通過稀疏張量反向傳播梯度？

我有一個正常的前饋網絡，產生一個矢量v。v的元素然後被用作稀疏矩陣M的非零條目（假設座標是預定義的）。稀疏矩陣然後乘以一個密集向量，並在結果標量上定義一個損失。我想反向傳播損失w.r.t.網絡的權重，這需要通過稀疏矩陣。通過稀疏張量反向傳播梯度？

這似乎是一個完全合理的用例的稀疏矩陣，但現在看來，這樣的功能是不支持的。事實上，即使調用tf.gradients（男，[V]）產生一個錯誤：

AttributeError: 'SparseTensor' object has no attribute 'value_index'

難道我做錯了什麼，或我的假設，這個功能不（沒？）有正確嗎？
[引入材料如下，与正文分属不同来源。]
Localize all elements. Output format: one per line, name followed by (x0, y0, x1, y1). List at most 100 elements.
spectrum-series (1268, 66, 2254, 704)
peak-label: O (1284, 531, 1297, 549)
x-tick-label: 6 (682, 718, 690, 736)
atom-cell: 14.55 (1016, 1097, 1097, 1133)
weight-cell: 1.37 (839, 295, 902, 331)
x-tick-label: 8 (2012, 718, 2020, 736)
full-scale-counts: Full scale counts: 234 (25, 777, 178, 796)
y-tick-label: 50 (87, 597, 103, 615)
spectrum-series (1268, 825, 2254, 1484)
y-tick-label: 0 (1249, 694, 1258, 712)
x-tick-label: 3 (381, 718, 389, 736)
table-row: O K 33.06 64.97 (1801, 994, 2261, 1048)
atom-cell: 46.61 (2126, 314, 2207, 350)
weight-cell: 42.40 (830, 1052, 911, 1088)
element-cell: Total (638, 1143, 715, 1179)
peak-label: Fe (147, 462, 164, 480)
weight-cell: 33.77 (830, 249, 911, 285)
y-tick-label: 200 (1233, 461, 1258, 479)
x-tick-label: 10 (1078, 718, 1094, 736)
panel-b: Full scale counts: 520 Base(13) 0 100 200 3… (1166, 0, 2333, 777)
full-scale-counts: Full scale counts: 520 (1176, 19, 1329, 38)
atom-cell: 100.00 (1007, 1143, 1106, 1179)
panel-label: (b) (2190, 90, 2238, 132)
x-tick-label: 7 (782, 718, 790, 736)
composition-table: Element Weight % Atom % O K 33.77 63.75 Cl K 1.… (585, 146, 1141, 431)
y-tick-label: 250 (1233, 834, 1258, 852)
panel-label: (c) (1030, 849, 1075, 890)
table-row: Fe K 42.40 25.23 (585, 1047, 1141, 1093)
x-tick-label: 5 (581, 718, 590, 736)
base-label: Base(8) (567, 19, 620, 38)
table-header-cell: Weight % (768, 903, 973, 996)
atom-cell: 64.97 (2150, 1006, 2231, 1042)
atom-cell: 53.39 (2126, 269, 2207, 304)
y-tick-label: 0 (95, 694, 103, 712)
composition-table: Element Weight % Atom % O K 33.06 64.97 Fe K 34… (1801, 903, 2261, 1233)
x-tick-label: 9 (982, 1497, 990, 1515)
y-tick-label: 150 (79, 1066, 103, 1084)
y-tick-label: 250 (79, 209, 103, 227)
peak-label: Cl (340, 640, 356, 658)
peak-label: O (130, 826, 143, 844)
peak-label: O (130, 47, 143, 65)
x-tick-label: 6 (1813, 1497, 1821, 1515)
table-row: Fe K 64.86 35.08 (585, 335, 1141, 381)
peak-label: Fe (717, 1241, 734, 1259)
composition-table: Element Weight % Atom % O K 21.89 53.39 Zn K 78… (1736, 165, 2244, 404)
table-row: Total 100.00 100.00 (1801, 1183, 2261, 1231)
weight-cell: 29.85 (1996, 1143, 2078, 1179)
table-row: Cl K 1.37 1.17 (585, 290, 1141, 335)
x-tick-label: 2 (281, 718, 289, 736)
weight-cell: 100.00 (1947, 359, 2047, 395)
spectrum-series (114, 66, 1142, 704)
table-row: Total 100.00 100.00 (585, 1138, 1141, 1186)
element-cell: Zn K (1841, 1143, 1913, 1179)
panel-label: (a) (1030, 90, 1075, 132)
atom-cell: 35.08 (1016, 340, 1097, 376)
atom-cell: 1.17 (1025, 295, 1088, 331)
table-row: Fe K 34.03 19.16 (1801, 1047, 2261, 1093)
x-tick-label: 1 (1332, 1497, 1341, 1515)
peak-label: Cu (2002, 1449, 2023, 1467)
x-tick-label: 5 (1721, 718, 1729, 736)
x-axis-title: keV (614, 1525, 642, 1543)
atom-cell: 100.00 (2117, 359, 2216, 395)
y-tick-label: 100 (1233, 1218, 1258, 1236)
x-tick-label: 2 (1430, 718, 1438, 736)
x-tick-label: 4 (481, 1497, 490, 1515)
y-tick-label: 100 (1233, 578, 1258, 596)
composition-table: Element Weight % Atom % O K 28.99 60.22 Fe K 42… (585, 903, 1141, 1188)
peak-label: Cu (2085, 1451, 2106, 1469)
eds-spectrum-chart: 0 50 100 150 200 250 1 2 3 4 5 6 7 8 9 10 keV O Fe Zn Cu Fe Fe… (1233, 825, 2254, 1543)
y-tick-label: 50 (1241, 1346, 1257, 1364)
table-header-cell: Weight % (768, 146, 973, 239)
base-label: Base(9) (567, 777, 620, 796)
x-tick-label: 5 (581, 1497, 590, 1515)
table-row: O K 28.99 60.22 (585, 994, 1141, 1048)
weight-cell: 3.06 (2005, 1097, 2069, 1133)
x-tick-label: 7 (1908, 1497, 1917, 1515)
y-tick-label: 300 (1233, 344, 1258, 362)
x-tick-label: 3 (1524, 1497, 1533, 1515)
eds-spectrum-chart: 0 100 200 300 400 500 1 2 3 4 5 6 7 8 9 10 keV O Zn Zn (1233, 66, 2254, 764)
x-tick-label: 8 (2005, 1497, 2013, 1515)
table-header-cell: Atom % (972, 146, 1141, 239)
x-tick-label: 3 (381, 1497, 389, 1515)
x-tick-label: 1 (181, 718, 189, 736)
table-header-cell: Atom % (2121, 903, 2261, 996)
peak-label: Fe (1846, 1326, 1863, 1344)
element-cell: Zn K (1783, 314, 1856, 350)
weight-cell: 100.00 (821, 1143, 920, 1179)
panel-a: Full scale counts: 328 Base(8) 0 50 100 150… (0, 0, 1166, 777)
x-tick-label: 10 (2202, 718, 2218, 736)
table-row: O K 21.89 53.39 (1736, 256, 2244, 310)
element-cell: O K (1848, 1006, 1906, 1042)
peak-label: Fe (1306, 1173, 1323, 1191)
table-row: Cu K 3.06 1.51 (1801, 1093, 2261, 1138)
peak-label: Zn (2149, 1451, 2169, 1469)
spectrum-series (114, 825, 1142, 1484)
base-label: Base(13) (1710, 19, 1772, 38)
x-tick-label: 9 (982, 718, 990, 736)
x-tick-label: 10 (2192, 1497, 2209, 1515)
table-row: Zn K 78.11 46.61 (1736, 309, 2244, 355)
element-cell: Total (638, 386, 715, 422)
如果是後者，那麼對於這種特殊的用例來說，是否存在一種解決方法，即重寫所有具有漸變定義的稀疏張量操作？

來源

2017-02-03 zergylord

我在這裏黑暗中釣魚，從代碼和文檔工作，沒有經驗。

的Tensor類創建者是：

def __init__(self, op, value_index, dtype): 
    # value_index: An `int`. Index of the operation's endpoint that produces this tensor.

的value_index被用於生成Tensor名稱。

的SparseTensor一個是

def __init__(self, indices, values, dense_shape):

無處在它的定義文件tensorflow/tensorflow/python/framework/sparse_tensor.py是value_index引用。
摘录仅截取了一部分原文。